Développer des stratégies requiert beaucoup d’effort et d’activité mentale, surtout si les marges de manœuvre sont faibles, ce qui peut rendre le travail plus difficile et exigeant.

Pourquoi l’ergonome et l’ergothérapeute œuvrant en ergonomie s’intéressent aux contraintes temporelles ?

Les contraintes temporelles ont plusieurs effets sur la santé, à la fois à court et à long terme. En effet, elles peuvent conduire à des modifications quant à la façon de travailler. À titre d’exemple, c’est le cas des caissières qui, lorsqu’il y a beaucoup de clients, vont modifier leurs postures pour accélérer leur cadence. Les contraintes temporelles peuvent également poser des difficultés d’apprentissage. Par exemple, il est difficile d’apprendre à maitriser un nouveau poste si l’on est sous pression.
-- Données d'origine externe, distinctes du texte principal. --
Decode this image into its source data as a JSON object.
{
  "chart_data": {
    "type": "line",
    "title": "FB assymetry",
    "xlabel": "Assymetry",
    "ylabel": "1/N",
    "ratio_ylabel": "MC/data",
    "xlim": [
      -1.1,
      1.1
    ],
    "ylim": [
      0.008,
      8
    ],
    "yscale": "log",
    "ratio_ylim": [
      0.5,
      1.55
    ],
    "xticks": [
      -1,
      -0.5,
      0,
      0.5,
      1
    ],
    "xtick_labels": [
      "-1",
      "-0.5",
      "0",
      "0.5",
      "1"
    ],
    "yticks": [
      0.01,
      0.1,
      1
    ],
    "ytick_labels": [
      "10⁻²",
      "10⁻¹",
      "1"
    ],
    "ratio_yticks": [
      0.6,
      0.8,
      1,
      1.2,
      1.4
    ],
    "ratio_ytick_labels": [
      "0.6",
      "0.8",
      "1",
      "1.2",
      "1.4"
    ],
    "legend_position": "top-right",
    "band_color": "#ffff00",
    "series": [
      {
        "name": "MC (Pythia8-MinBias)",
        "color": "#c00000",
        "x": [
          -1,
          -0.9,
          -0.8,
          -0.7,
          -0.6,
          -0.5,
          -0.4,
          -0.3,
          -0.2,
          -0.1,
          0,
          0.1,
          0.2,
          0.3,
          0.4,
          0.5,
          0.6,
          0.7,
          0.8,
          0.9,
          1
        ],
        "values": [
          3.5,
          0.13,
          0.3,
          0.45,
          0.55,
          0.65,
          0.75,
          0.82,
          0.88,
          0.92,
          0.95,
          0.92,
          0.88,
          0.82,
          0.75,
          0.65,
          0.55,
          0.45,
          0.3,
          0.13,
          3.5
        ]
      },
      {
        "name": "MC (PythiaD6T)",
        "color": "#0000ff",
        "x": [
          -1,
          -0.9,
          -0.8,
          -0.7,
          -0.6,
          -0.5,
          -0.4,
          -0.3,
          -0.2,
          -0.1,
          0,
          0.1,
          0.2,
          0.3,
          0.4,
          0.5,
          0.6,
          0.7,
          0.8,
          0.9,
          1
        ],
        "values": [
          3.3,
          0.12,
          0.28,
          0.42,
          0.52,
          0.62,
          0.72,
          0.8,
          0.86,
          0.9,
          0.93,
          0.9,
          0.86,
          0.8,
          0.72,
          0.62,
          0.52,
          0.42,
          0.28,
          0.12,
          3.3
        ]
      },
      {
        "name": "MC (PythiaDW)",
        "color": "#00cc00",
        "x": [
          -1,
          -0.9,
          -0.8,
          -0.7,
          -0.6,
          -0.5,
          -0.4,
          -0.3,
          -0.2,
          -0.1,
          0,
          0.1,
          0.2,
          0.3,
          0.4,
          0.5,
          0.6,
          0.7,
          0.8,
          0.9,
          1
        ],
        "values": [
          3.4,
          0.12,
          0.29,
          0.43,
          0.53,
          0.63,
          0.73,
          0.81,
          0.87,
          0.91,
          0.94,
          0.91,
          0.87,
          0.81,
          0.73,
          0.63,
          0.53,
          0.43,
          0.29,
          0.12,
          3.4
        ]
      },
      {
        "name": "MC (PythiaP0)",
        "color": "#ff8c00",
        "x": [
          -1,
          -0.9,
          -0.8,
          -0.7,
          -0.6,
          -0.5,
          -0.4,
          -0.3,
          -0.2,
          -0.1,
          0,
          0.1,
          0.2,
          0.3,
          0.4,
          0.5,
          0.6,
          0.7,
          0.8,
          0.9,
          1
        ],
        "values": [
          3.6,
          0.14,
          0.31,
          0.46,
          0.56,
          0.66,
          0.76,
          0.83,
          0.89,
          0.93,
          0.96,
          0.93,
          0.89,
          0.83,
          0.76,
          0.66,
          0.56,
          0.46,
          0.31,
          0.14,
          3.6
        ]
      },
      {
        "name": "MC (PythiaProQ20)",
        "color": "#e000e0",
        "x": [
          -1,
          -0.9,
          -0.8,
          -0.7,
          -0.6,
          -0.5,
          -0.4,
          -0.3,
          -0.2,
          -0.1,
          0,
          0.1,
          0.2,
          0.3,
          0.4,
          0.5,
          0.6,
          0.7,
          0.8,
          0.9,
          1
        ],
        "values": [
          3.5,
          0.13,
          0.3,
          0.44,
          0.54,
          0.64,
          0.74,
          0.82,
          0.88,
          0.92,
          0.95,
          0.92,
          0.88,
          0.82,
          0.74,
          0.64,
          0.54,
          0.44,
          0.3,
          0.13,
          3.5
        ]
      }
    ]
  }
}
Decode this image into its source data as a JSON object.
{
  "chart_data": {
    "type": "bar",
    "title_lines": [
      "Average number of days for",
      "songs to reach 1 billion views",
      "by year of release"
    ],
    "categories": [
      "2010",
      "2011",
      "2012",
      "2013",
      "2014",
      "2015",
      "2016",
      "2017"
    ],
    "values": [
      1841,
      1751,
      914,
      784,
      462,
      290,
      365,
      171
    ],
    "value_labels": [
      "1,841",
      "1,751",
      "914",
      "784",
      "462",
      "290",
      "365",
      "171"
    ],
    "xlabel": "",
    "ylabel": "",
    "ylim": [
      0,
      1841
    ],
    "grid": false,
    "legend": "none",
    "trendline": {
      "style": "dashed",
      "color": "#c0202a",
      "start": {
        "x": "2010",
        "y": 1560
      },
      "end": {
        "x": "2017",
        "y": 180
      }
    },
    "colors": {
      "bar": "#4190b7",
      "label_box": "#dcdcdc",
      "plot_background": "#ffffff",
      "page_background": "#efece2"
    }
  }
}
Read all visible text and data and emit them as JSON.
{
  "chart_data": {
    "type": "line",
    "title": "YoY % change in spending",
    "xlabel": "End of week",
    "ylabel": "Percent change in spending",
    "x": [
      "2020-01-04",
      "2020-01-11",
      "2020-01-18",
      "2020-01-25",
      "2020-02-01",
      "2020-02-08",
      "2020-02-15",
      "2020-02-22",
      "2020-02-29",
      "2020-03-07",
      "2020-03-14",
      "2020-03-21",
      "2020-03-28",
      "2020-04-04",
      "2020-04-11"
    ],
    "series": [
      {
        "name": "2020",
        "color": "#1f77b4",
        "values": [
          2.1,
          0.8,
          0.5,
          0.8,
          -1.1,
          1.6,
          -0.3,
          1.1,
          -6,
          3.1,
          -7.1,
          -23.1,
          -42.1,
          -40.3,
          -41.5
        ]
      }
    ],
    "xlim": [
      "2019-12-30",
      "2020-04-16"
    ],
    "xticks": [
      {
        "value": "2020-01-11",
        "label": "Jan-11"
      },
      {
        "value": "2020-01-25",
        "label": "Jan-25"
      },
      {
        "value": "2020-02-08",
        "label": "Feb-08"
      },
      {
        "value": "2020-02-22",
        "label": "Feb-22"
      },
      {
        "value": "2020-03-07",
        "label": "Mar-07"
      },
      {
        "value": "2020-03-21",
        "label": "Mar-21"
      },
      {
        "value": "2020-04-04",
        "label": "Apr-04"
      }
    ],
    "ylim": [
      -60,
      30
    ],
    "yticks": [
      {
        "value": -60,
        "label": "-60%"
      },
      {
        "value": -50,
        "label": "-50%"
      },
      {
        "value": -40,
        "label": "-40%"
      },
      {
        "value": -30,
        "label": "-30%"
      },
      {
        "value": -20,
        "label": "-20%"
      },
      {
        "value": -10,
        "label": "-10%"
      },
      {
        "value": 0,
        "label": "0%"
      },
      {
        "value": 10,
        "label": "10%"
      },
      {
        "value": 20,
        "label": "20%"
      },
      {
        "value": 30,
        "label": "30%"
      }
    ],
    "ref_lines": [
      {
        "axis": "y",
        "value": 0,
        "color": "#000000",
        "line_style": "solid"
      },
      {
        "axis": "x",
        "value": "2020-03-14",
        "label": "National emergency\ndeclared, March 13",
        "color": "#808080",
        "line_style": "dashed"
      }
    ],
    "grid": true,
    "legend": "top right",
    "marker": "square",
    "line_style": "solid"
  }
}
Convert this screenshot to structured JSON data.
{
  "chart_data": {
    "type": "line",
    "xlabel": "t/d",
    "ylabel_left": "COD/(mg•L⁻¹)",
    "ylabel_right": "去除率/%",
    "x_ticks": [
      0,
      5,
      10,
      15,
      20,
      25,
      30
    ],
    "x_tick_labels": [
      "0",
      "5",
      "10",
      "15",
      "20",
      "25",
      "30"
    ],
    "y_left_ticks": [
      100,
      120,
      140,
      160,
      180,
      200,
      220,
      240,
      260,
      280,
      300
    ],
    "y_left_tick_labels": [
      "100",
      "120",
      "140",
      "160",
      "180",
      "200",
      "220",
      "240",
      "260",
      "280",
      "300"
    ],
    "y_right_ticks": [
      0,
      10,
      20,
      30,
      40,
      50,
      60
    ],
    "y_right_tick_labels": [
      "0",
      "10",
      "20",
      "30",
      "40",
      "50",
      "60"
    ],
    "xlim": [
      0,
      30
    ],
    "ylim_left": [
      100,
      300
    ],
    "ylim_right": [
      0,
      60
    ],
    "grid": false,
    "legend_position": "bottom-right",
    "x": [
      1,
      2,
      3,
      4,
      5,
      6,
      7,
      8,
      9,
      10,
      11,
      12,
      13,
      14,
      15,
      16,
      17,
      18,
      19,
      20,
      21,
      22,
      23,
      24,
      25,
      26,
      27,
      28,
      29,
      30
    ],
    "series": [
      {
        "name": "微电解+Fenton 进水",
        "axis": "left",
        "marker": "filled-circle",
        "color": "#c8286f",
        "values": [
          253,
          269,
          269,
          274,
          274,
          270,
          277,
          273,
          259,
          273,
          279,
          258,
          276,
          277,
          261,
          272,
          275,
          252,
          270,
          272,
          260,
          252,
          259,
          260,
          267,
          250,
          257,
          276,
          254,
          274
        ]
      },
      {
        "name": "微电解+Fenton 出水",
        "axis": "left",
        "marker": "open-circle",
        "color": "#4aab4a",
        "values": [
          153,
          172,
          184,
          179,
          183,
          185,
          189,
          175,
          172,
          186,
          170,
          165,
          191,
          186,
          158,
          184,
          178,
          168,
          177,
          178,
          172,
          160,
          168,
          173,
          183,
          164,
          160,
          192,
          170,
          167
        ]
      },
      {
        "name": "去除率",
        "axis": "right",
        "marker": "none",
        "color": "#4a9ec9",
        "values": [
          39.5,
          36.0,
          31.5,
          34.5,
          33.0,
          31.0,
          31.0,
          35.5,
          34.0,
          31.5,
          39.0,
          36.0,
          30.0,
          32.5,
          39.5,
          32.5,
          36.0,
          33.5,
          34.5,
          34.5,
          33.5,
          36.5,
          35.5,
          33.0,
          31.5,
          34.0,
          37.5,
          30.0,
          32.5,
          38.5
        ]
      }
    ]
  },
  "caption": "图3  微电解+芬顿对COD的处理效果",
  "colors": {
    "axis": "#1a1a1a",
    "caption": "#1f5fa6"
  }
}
Enfin, les contraintes temporelles peuvent augmenter les risques d’erreurs, d’incidents ou d’accidents. À titre d’exemple, une infirmière qui est seule pour s’occuper de plus de patients qu’à l’habitude aura moins de temps pour chacun et risquera d’oublier certaines tâches, se tromper dans les médications ou encore mobiliser un patient trop vite ou différemment et se blesser.

À court terme et en situation hors travail, lors d’une exposition à des contraintes temporelles, on constate chez les travailleurs des modifications des modes de réaction aux aspects temporels de la vie quotidienne, notamment de l’impatience et un changement dans la structuration de l’horizon temporel (penser en termes de rendement et non plus en termes de projet) et enfin, des pertes cognitives (ex. : pertes de mémoire).

Lors d’une exposition pendant une longue durée, les contraintes temporelles peuvent entrainer des problèmes de santé mentale (ex. : dépression, sentiment de perte de contrôle), une transformation de la personnalité (ex. : intolérance aux attentes) et de la fatigue chronique. Pour certaines activités professionnelles, cela peut engendrer une augmentation des troubles musculosquelettiques ou des maladies cardio-vasculaires avec le risque de voir apparaître un vieillissement prématuré ou une invalidité prématurée.


Pour en savoir plus :
Falzon, P. (2004). Ergonomie. Presses Universitaires de France.